お祭りの喧騒が後ろの方で聞こえる。一体彼はどこまで行くつもりなんだろう。いずに手をひかれるがまま、やっとこさ長い階段を登り切った先にあったのは小さな神社だった。
「神社…?」
「ここって商店街から離れた所にあって、階段も長いから人があまりこないんだ。高い所にあるから街灯の灯りもここまで届かないし、花火を見るには絶好の穴場なんだ」
「へぇ、知らなかった…」
「知る人ぞ知るって感じかな」
小さい頃に見つけた場所だと、いずは言った。見渡せば確かに、街灯や家の灯り、商店街の照明は随分下の方に見える。

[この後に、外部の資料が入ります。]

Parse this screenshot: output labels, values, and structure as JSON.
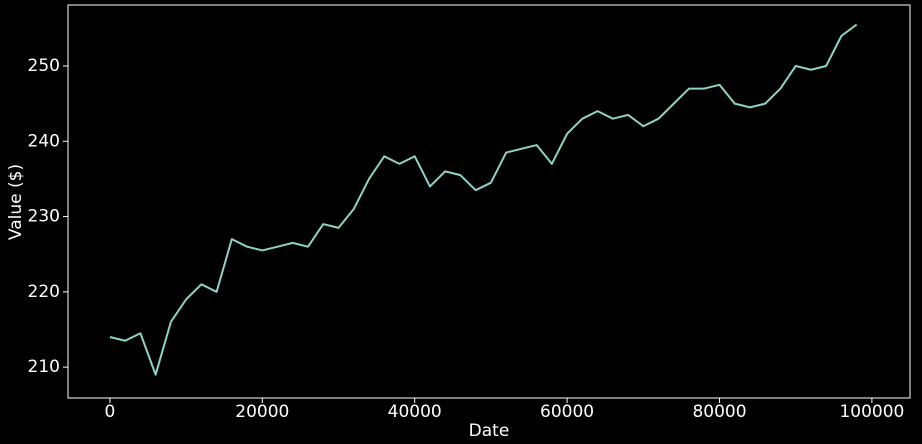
{
  "chart_data": {
    "type": "line",
    "x_label": "Date",
    "y_label": "Value ($)",
    "x": [
      0,
      2000,
      4000,
      6000,
      8000,
      10000,
      12000,
      14000,
      16000,
      18000,
      20000,
      22000,
      24000,
      26000,
      28000,
      30000,
      32000,
      34000,
      36000,
      38000,
      40000,
      42000,
      44000,
      46000,
      48000,
      50000,
      52000,
      54000,
      56000,
      58000,
      60000,
      62000,
      64000,
      66000,
      68000,
      70000,
      72000,
      74000,
      76000,
      78000,
      80000,
      82000,
      84000,
      86000,
      88000,
      90000,
      92000,
      94000,
      96000,
      98000
    ],
    "series": [
      {
        "color": "#8dd3c7",
        "values": [
          214,
          213.5,
          214.5,
          209,
          216,
          219,
          221,
          220,
          227,
          226,
          225.5,
          226,
          226.5,
          226,
          229,
          228.5,
          231,
          235,
          238,
          237,
          238,
          234,
          236,
          235.5,
          233.5,
          234.5,
          238.5,
          239,
          239.5,
          237,
          241,
          243,
          244,
          243,
          243.5,
          242,
          243,
          245,
          247,
          247,
          247.5,
          245,
          244.5,
          245,
          247,
          250,
          249.5,
          250,
          254,
          255.5
        ]
      }
    ],
    "xlim": [
      -5500,
      105000
    ],
    "ylim": [
      205.9,
      258.1
    ],
    "xticks": [
      0,
      20000,
      40000,
      60000,
      80000,
      100000
    ],
    "yticks": [
      210,
      220,
      230,
      240,
      250
    ]
  }
}
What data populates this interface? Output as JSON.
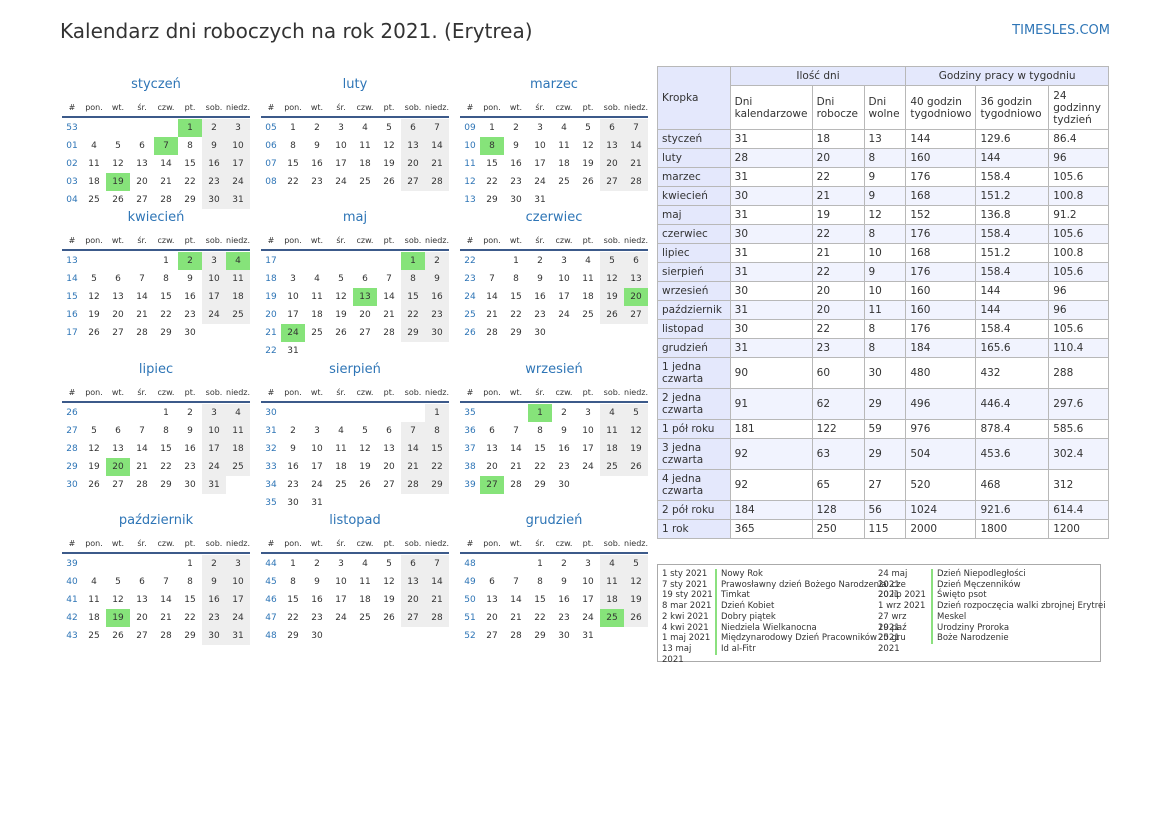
{
  "header": {
    "title": "Kalendarz dni roboczych na rok 2021. (Erytrea)",
    "site": "TIMESLES.COM"
  },
  "calendar": {
    "weekdays": [
      "#",
      "pon.",
      "wt.",
      "śr.",
      "czw.",
      "pt.",
      "sob.",
      "niedz."
    ],
    "months": [
      {
        "name": "styczeń",
        "holidays": [
          1,
          7,
          19
        ],
        "weeks": [
          [
            "53",
            null,
            null,
            null,
            null,
            1,
            2,
            3
          ],
          [
            "01",
            4,
            5,
            6,
            7,
            8,
            9,
            10
          ],
          [
            "02",
            11,
            12,
            13,
            14,
            15,
            16,
            17
          ],
          [
            "03",
            18,
            19,
            20,
            21,
            22,
            23,
            24
          ],
          [
            "04",
            25,
            26,
            27,
            28,
            29,
            30,
            31
          ]
        ]
      },
      {
        "name": "luty",
        "holidays": [],
        "weeks": [
          [
            "05",
            1,
            2,
            3,
            4,
            5,
            6,
            7
          ],
          [
            "06",
            8,
            9,
            10,
            11,
            12,
            13,
            14
          ],
          [
            "07",
            15,
            16,
            17,
            18,
            19,
            20,
            21
          ],
          [
            "08",
            22,
            23,
            24,
            25,
            26,
            27,
            28
          ]
        ]
      },
      {
        "name": "marzec",
        "holidays": [
          8
        ],
        "weeks": [
          [
            "09",
            1,
            2,
            3,
            4,
            5,
            6,
            7
          ],
          [
            "10",
            8,
            9,
            10,
            11,
            12,
            13,
            14
          ],
          [
            "11",
            15,
            16,
            17,
            18,
            19,
            20,
            21
          ],
          [
            "12",
            22,
            23,
            24,
            25,
            26,
            27,
            28
          ],
          [
            "13",
            29,
            30,
            31,
            null,
            null,
            null,
            null
          ]
        ]
      },
      {
        "name": "kwiecień",
        "holidays": [
          2,
          4
        ],
        "weeks": [
          [
            "13",
            null,
            null,
            null,
            1,
            2,
            3,
            4
          ],
          [
            "14",
            5,
            6,
            7,
            8,
            9,
            10,
            11
          ],
          [
            "15",
            12,
            13,
            14,
            15,
            16,
            17,
            18
          ],
          [
            "16",
            19,
            20,
            21,
            22,
            23,
            24,
            25
          ],
          [
            "17",
            26,
            27,
            28,
            29,
            30,
            null,
            null
          ]
        ]
      },
      {
        "name": "maj",
        "holidays": [
          1,
          13,
          24
        ],
        "weeks": [
          [
            "17",
            null,
            null,
            null,
            null,
            null,
            1,
            2
          ],
          [
            "18",
            3,
            4,
            5,
            6,
            7,
            8,
            9
          ],
          [
            "19",
            10,
            11,
            12,
            13,
            14,
            15,
            16
          ],
          [
            "20",
            17,
            18,
            19,
            20,
            21,
            22,
            23
          ],
          [
            "21",
            24,
            25,
            26,
            27,
            28,
            29,
            30
          ],
          [
            "22",
            31,
            null,
            null,
            null,
            null,
            null,
            null
          ]
        ]
      },
      {
        "name": "czerwiec",
        "holidays": [
          20
        ],
        "weeks": [
          [
            "22",
            null,
            1,
            2,
            3,
            4,
            5,
            6
          ],
          [
            "23",
            7,
            8,
            9,
            10,
            11,
            12,
            13
          ],
          [
            "24",
            14,
            15,
            16,
            17,
            18,
            19,
            20
          ],
          [
            "25",
            21,
            22,
            23,
            24,
            25,
            26,
            27
          ],
          [
            "26",
            28,
            29,
            30,
            null,
            null,
            null,
            null
          ]
        ]
      },
      {
        "name": "lipiec",
        "holidays": [
          20
        ],
        "weeks": [
          [
            "26",
            null,
            null,
            null,
            1,
            2,
            3,
            4
          ],
          [
            "27",
            5,
            6,
            7,
            8,
            9,
            10,
            11
          ],
          [
            "28",
            12,
            13,
            14,
            15,
            16,
            17,
            18
          ],
          [
            "29",
            19,
            20,
            21,
            22,
            23,
            24,
            25
          ],
          [
            "30",
            26,
            27,
            28,
            29,
            30,
            31,
            null
          ]
        ]
      },
      {
        "name": "sierpień",
        "holidays": [],
        "weeks": [
          [
            "30",
            null,
            null,
            null,
            null,
            null,
            null,
            1
          ],
          [
            "31",
            2,
            3,
            4,
            5,
            6,
            7,
            8
          ],
          [
            "32",
            9,
            10,
            11,
            12,
            13,
            14,
            15
          ],
          [
            "33",
            16,
            17,
            18,
            19,
            20,
            21,
            22
          ],
          [
            "34",
            23,
            24,
            25,
            26,
            27,
            28,
            29
          ],
          [
            "35",
            30,
            31,
            null,
            null,
            null,
            null,
            null
          ]
        ]
      },
      {
        "name": "wrzesień",
        "holidays": [
          1,
          27
        ],
        "weeks": [
          [
            "35",
            null,
            null,
            1,
            2,
            3,
            4,
            5
          ],
          [
            "36",
            6,
            7,
            8,
            9,
            10,
            11,
            12
          ],
          [
            "37",
            13,
            14,
            15,
            16,
            17,
            18,
            19
          ],
          [
            "38",
            20,
            21,
            22,
            23,
            24,
            25,
            26
          ],
          [
            "39",
            27,
            28,
            29,
            30,
            null,
            null,
            null
          ]
        ]
      },
      {
        "name": "październik",
        "holidays": [
          19
        ],
        "weeks": [
          [
            "39",
            null,
            null,
            null,
            null,
            1,
            2,
            3
          ],
          [
            "40",
            4,
            5,
            6,
            7,
            8,
            9,
            10
          ],
          [
            "41",
            11,
            12,
            13,
            14,
            15,
            16,
            17
          ],
          [
            "42",
            18,
            19,
            20,
            21,
            22,
            23,
            24
          ],
          [
            "43",
            25,
            26,
            27,
            28,
            29,
            30,
            31
          ]
        ]
      },
      {
        "name": "listopad",
        "holidays": [],
        "weeks": [
          [
            "44",
            1,
            2,
            3,
            4,
            5,
            6,
            7
          ],
          [
            "45",
            8,
            9,
            10,
            11,
            12,
            13,
            14
          ],
          [
            "46",
            15,
            16,
            17,
            18,
            19,
            20,
            21
          ],
          [
            "47",
            22,
            23,
            24,
            25,
            26,
            27,
            28
          ],
          [
            "48",
            29,
            30,
            null,
            null,
            null,
            null,
            null
          ]
        ]
      },
      {
        "name": "grudzień",
        "holidays": [
          25
        ],
        "weeks": [
          [
            "48",
            null,
            null,
            1,
            2,
            3,
            4,
            5
          ],
          [
            "49",
            6,
            7,
            8,
            9,
            10,
            11,
            12
          ],
          [
            "50",
            13,
            14,
            15,
            16,
            17,
            18,
            19
          ],
          [
            "51",
            20,
            21,
            22,
            23,
            24,
            25,
            26
          ],
          [
            "52",
            27,
            28,
            29,
            30,
            31,
            null,
            null
          ]
        ]
      }
    ]
  },
  "table": {
    "header": [
      "Kropka",
      "Ilość dni",
      "Godziny pracy w tygodniu"
    ],
    "subheader": [
      "Dni kalendarzowe",
      "Dni robocze",
      "Dni wolne",
      "40 godzin tygodniowo",
      "36 godzin tygodniowo",
      "24 godzinny tydzień"
    ],
    "rows": [
      [
        "styczeń",
        31,
        18,
        13,
        144,
        129.6,
        86.4
      ],
      [
        "luty",
        28,
        20,
        8,
        160,
        144,
        96
      ],
      [
        "marzec",
        31,
        22,
        9,
        176,
        158.4,
        105.6
      ],
      [
        "kwiecień",
        30,
        21,
        9,
        168,
        151.2,
        100.8
      ],
      [
        "maj",
        31,
        19,
        12,
        152,
        136.8,
        91.2
      ],
      [
        "czerwiec",
        30,
        22,
        8,
        176,
        158.4,
        105.6
      ],
      [
        "lipiec",
        31,
        21,
        10,
        168,
        151.2,
        100.8
      ],
      [
        "sierpień",
        31,
        22,
        9,
        176,
        158.4,
        105.6
      ],
      [
        "wrzesień",
        30,
        20,
        10,
        160,
        144,
        96
      ],
      [
        "październik",
        31,
        20,
        11,
        160,
        144,
        96
      ],
      [
        "listopad",
        30,
        22,
        8,
        176,
        158.4,
        105.6
      ],
      [
        "grudzień",
        31,
        23,
        8,
        184,
        165.6,
        110.4
      ],
      [
        "1 jedna czwarta",
        90,
        60,
        30,
        480,
        432,
        288
      ],
      [
        "2 jedna czwarta",
        91,
        62,
        29,
        496,
        446.4,
        297.6
      ],
      [
        "1 pół roku",
        181,
        122,
        59,
        976,
        878.4,
        585.6
      ],
      [
        "3 jedna czwarta",
        92,
        63,
        29,
        504,
        453.6,
        302.4
      ],
      [
        "4 jedna czwarta",
        92,
        65,
        27,
        520,
        468,
        312
      ],
      [
        "2 pół roku",
        184,
        128,
        56,
        1024,
        921.6,
        614.4
      ],
      [
        "1 rok",
        365,
        250,
        115,
        2000,
        1800,
        1200
      ]
    ]
  },
  "holidays": {
    "left": [
      [
        "1 sty 2021",
        "Nowy Rok"
      ],
      [
        "7 sty 2021",
        "Prawosławny dzień Bożego Narodzenia"
      ],
      [
        "19 sty 2021",
        "Timkat"
      ],
      [
        "8 mar 2021",
        "Dzień Kobiet"
      ],
      [
        "2 kwi 2021",
        "Dobry piątek"
      ],
      [
        "4 kwi 2021",
        "Niedziela Wielkanocna"
      ],
      [
        "1 maj 2021",
        "Międzynarodowy Dzień Pracowników"
      ],
      [
        "13 maj 2021",
        "Id al-Fitr"
      ]
    ],
    "right": [
      [
        "24 maj 2021",
        "Dzień Niepodległości"
      ],
      [
        "20 cze 2021",
        "Dzień Męczenników"
      ],
      [
        "20 lip 2021",
        "Święto psot"
      ],
      [
        "1 wrz 2021",
        "Dzień rozpoczęcia walki zbrojnej Erytrei"
      ],
      [
        "27 wrz 2021",
        "Meskel"
      ],
      [
        "19 paź 2021",
        "Urodziny Proroka"
      ],
      [
        "25 gru 2021",
        "Boże Narodzenie"
      ]
    ]
  }
}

いずに促されるまま先程登ってきた階段に腰掛ける。ヒグラシがこの境内のどこかで鳴いているのか、しきりに声が聞こえた。
しばらくして、沈黙を破ったのはいずだった。
「なんというか…ごめんね。僕から誘ったくせに…」
「ううん、私こそ不貞腐れてごめんね。久しぶりにお祭り来れて、楽しかったよ」
「……………………浴衣、」
ぼそり、単語をこぼした。浴衣…がどうかしたんだろうか。
頭上に疑問符をたらふく浮かべていると、暗がりでもわかるくらいに顔を真っ赤にさせたいずが手の甲で口元を隠しながら目を逸らす。

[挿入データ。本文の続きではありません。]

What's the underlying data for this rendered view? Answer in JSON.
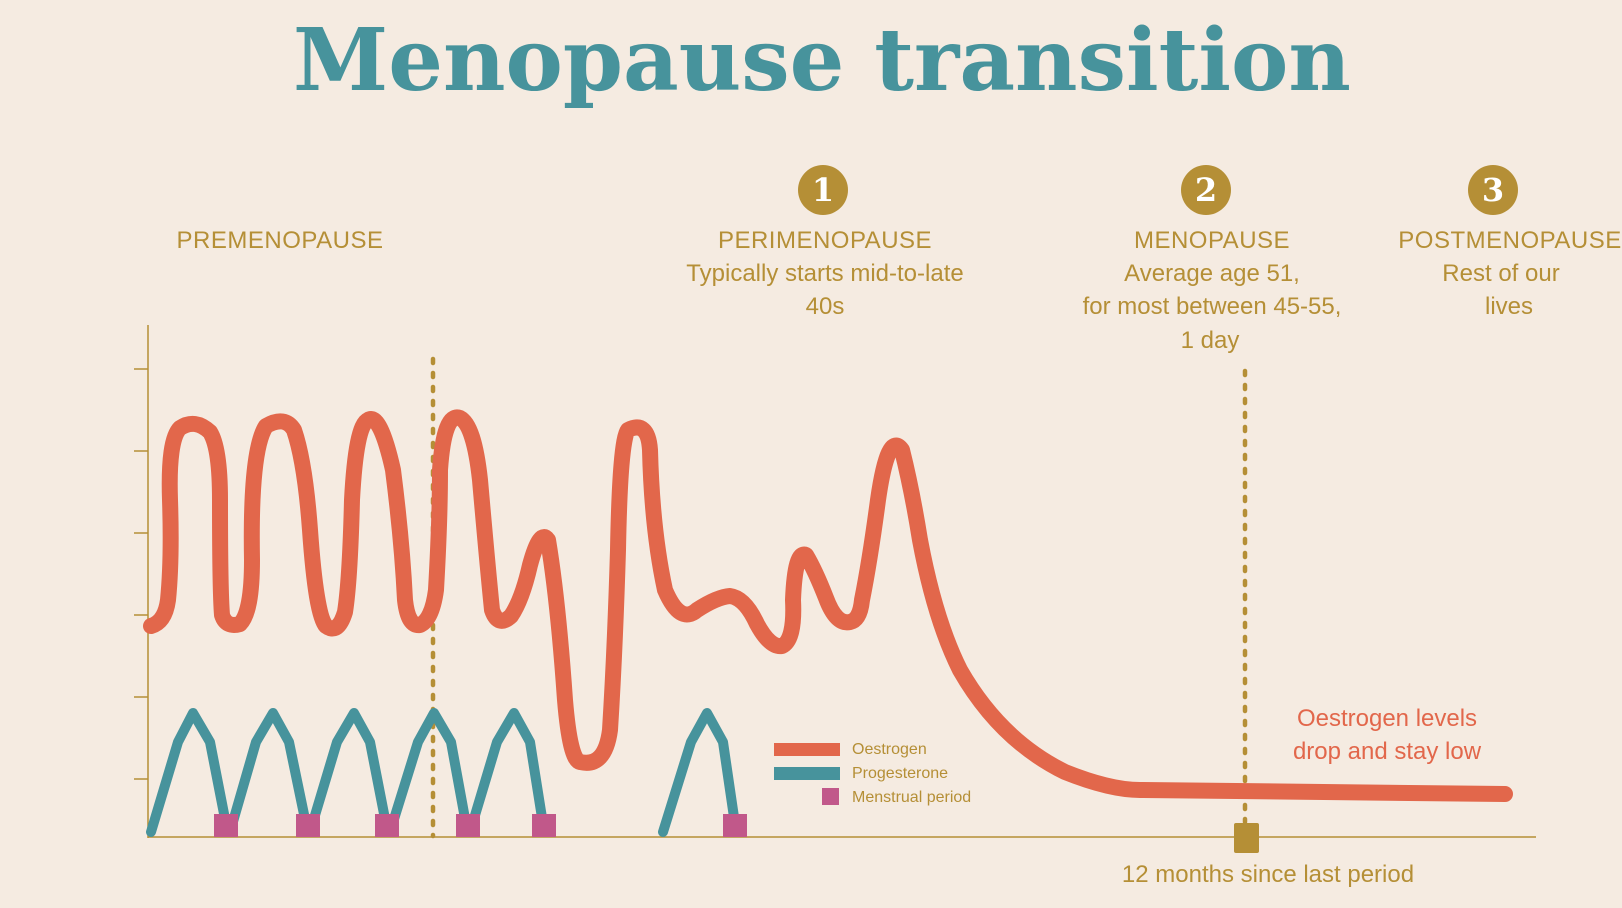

「浴衣で行こうって言ってくれたのに家に浴衣がなかったとか、普段制服とかで見慣れてるから不意打ちだったとか髪の毛編んでるんだとか色々脳みそ掠めたけど、女の子って褒めてあげた方がいいのかなってずっと迷ってたらいつの間にか花火始まりそうだったしかと言って何も言わないのは男としてどうなんだって思ったからとりあえずここまで来てもらっ……」
「ちょちょちょちょい!ちょい待ち!ぶつぶつタイム禁止!」
「ご、ごめん…!」
「…で、結局なんだったの?あの挙動不審は」
「へ!?えっと…なんというか…」
「?」
「ッ……ゆ、浴衣!すごく似合ってるッ!!!」
静かな境内にいずの声がエコーした。顔をりんご飴見たく真っ赤にして俯いているいずだけど、実は私の顔もそれに負けないくらい真っ赤になっているのに気付いてはいないんだろうなぁ。
ごほん、咳払いを1つ。…てゆーか、
「いず、もしかしてそれを言うために今日ずっと変だったの?」
「変って…」
「だって一人で百面相してたし」
項垂れるいず。
…なんだ。
どぉーん、不意に周りが明るくなる。見上げると、夜空に浮かぶ大量の花。暗い夜空に色とりどりの花を煌めかせる花火は、久々に見たのもあって思ってよりもずっとずっと綺麗だと思った。
「綺麗だねぇ…」
「………うん、そうだね」
絶え間なく鳴り響くずっしりとした重い音。
…私とお祭りに来て楽しくなかったのかと思って不安だったけど、そうじゃないみたいで安心した。
「すごく、きれい…」
いずが何か呟いていたけれど、花火の音にかき消されて私が聞き取ることはできなかった。